O congresso, realizado em Brasília entre 11 e 14 de novembro, reuniu milhares de participantes e teve ingressos que ultrapassaram os R$ 1 mil. Embora a Coca-Cola seja parceira institucional da Conamp há anos, o fato de um sancionado pela legislação americana estar entre os nomes de destaque despertou desconforto em Washington.
De acordo com apuração da coluna, um integrante do alto escalão do Departamento de Estado telefonou diretamente para um executivo da Coca-Cola nos EUA para expressar descontentamento. O tom foi de advertência: empresas com operações em território americano não deveriam apoiar eventos que deem visibilidade a pessoas atingidas pela Magnitsky.

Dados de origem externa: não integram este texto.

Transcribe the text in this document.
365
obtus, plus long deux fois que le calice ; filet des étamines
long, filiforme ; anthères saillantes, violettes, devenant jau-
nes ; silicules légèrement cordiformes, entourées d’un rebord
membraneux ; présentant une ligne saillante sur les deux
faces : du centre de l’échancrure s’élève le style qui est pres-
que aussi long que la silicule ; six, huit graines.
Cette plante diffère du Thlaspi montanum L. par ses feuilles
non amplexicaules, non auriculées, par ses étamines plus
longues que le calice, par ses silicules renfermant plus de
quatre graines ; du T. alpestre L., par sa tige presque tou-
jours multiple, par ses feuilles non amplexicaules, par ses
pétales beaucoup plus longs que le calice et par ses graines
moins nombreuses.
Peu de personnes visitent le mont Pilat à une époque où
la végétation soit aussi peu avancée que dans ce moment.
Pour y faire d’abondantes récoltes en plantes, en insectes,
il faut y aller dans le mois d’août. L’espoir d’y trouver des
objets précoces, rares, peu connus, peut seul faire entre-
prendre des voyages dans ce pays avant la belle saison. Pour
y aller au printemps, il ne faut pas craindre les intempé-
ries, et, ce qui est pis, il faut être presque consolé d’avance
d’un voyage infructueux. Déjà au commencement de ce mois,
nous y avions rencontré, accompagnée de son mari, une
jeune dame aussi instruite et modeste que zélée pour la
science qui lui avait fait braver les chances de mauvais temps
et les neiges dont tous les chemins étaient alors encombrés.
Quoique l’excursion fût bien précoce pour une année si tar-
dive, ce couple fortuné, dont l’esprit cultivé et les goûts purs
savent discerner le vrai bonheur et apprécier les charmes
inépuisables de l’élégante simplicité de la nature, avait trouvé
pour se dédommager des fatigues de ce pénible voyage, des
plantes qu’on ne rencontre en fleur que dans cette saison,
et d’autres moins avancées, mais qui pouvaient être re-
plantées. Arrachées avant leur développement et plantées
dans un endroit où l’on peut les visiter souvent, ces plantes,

Além do caso da multinacional, o incômodo também alcançou outros patrocinadores do evento, como PicPay, Banco do Brasil, Caixa e Febraban. Internamente, autoridades americanas argumentam que qualquer companhia que forneça apoio — inclusive financeiro — a sancionados pode, em tese, sofrer punições secundárias.
Um integrante do governo Trump afirmou que Washington não antecipa sanções, mas confirmou que medidas estão sendo preparadas para aplicar a Lei Magnitsky com mais rigor no Brasil. Isso afetaria diretamente Moraes e sua esposa, Viviane Barci de Moraes, também sancionada. Na prática, o casal poderia perder acesso a serviços de empresas internacionais, especialmente bancos e big techs.
No caso da Coca-Cola, o alerta já foi dado informalmente com a ligação feita pelo Departamento de Estado. Para evitar punições, o governo americano quer deixar claro que empresas que ignorarem as restrições podem ser responsabilizadas.
Coca-Cola se posiciona
Em nota enviada à coluna, a empresa afirmou que o patrocínio teve caráter institucional e que não escolhe ou influencia a lista de palestrantes. Afirmou ainda que não foi informada previamente sobre quem participaria do evento e que não teve representantes presentes.
A companhia reforçou que seu objetivo, ao apoiar o congresso, é apenas fomentar discussões sobre temas públicos de relevância social.